Annaly has filed a shelf registration statement and prospectus with the Securities and Exchange Commission (SEC), and will file a prospectus supplement for the offering to which this communication relates. Before you invest, you should read the prospectus supplement and the accompanying prospectus and other documents Annaly has filed with the SEC for more complete information about Annaly and this offering. You may obtain these documents for free by visiting EDGAR on the SEC Web site at http://www.sec.gov. Alternatively, Annaly, the underwriters or any dealer participating in the offering will arrange to send you the prospectus supplement and accompanying prospectus if you request them by contacting:
Attn: Prospectus Dept.
One Madison Ave.
New York, NY 10010
Telephone: (800) 221-1037
Attention: Prospectus Dept.
180 Varick Street
New York, NY 10014
Telephone: (866) 718-1649
The notes will be issued pursuant to the shelf registration statement that was previously filed with the SEC. This press release shall not constitute an offer to sell or a solicitation of an offer to buy the notes. An offering of the notes will be made only by means of a prospectus supplement and accompanying prospectus. The prospectus supplement and the accompanying prospectus shall not constitute an offer to sell or the solicitation of an offer to buy, nor shall there be any sale of these securities in any state in which such offer, solicitation or sale would be unlawful prior to registration or qualification under the securities laws of any such state.

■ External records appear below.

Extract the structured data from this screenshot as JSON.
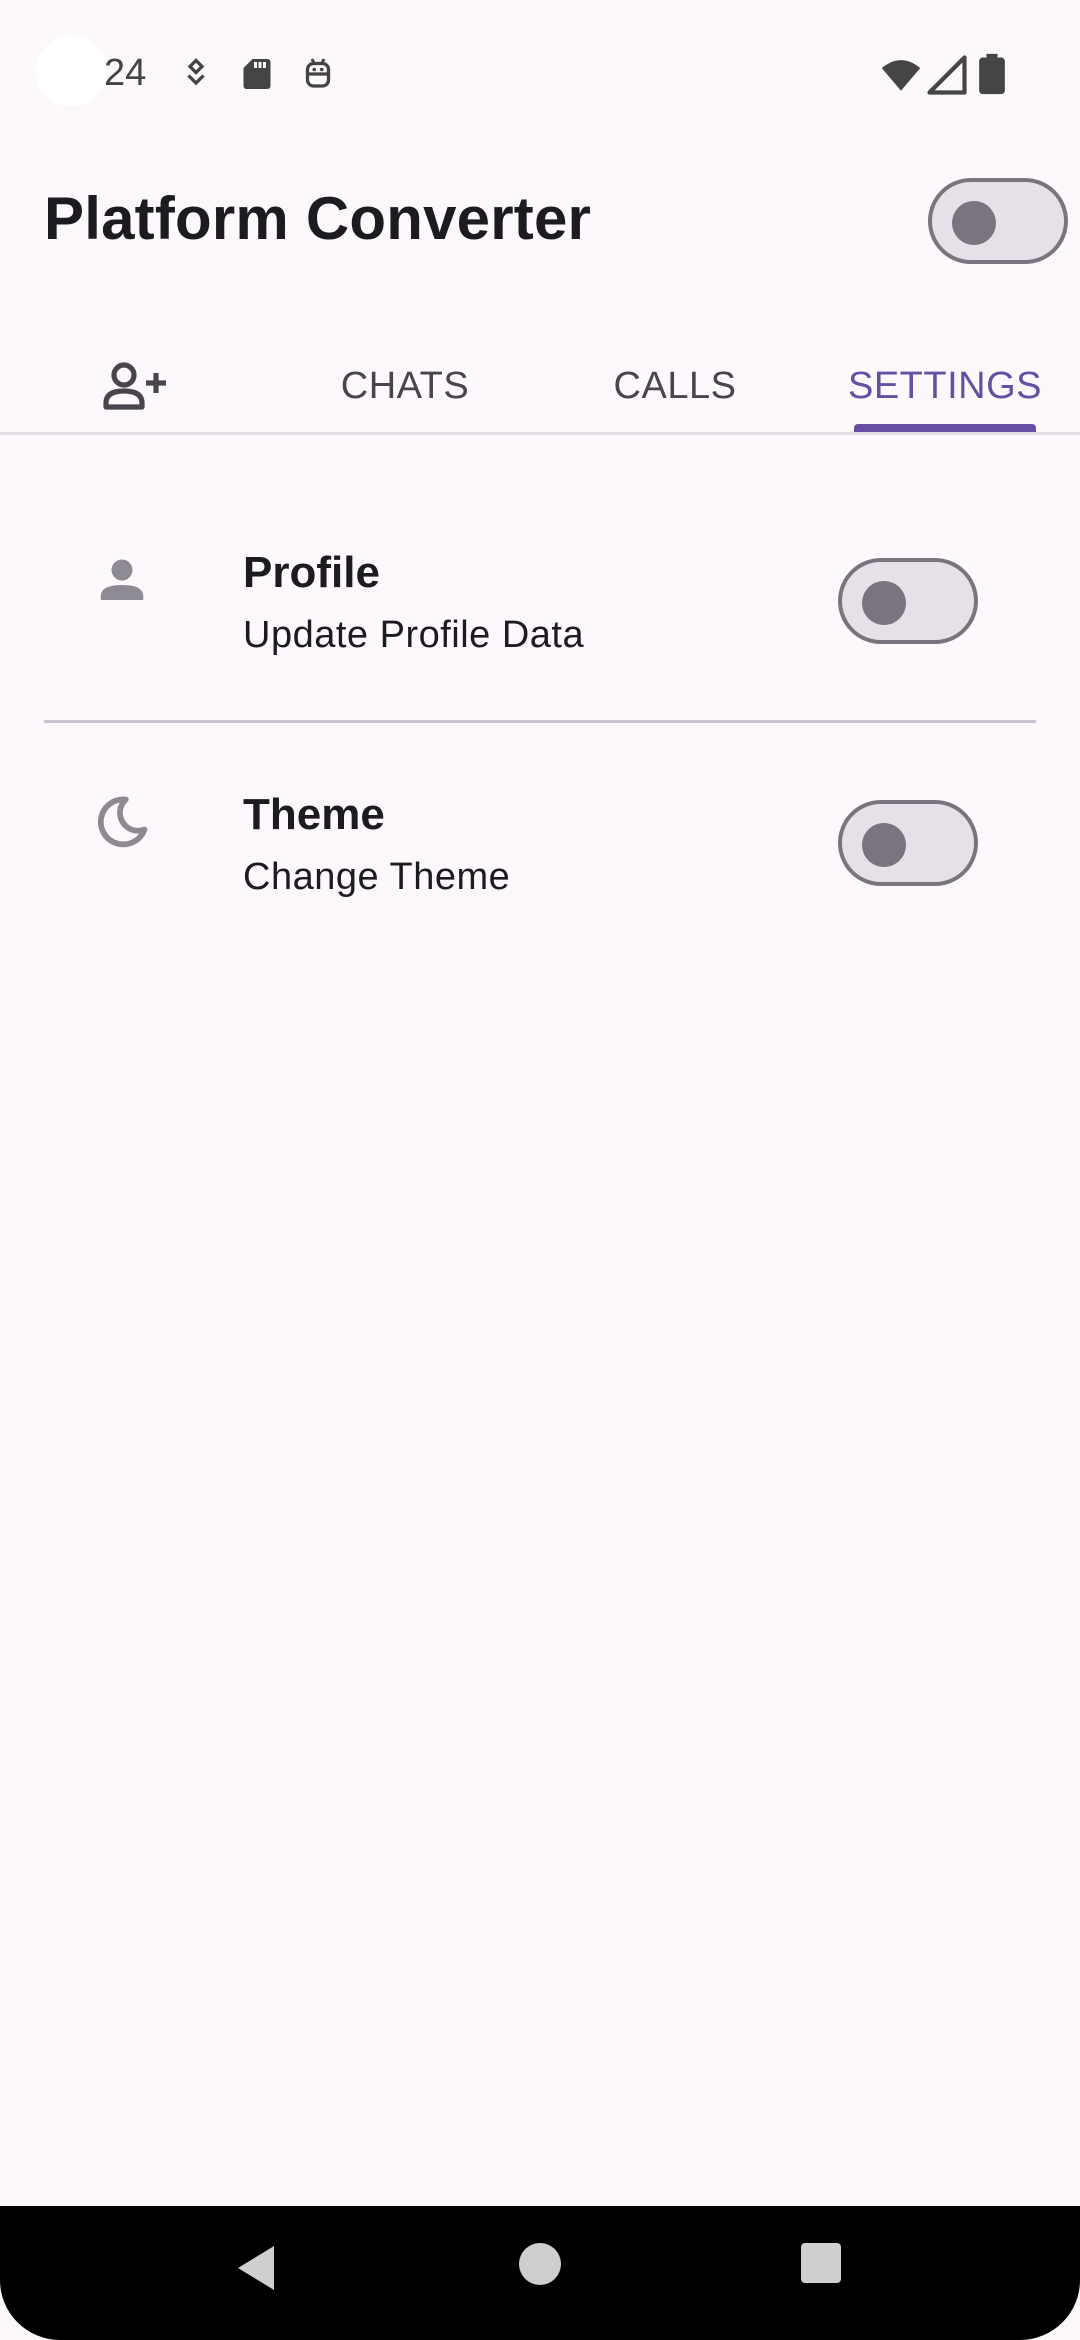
{
  "status_bar": {
    "time": "24",
    "icons": [
      "notification-icon",
      "sd-card-icon",
      "android-icon",
      "wifi-icon",
      "signal-icon",
      "battery-icon"
    ]
  },
  "app_bar": {
    "title": "Platform Converter",
    "theme_switch_on": false
  },
  "tabs": [
    {
      "label": "",
      "icon": "person-add-icon",
      "selected": false
    },
    {
      "label": "CHATS",
      "selected": false
    },
    {
      "label": "CALLS",
      "selected": false
    },
    {
      "label": "SETTINGS",
      "selected": true
    }
  ],
  "settings": [
    {
      "icon": "person-icon",
      "title": "Profile",
      "subtitle": "Update Profile Data",
      "switch_on": false
    },
    {
      "icon": "moon-icon",
      "title": "Theme",
      "subtitle": "Change Theme",
      "switch_on": false
    }
  ],
  "nav_bar": {
    "buttons": [
      "back-icon",
      "home-icon",
      "recents-icon"
    ]
  },
  "colors": {
    "background": "#fdf8fb",
    "accent": "#6750a4",
    "switch_track": "#e6e0e9",
    "switch_outline": "#79747e"
  }
}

Statements in this press release contain "forward looking" information within the meaning of Section 27A of the Securities Act of 1933 and Section 21E of the Securities Exchange Act of 1934. Such statements involve a number of risks and uncertainties. Those factors include conditions in the financial markets and customary offering closing conditions. Please see Annaly’s filing with the SEC for certain other factors that may affect forward-looking information.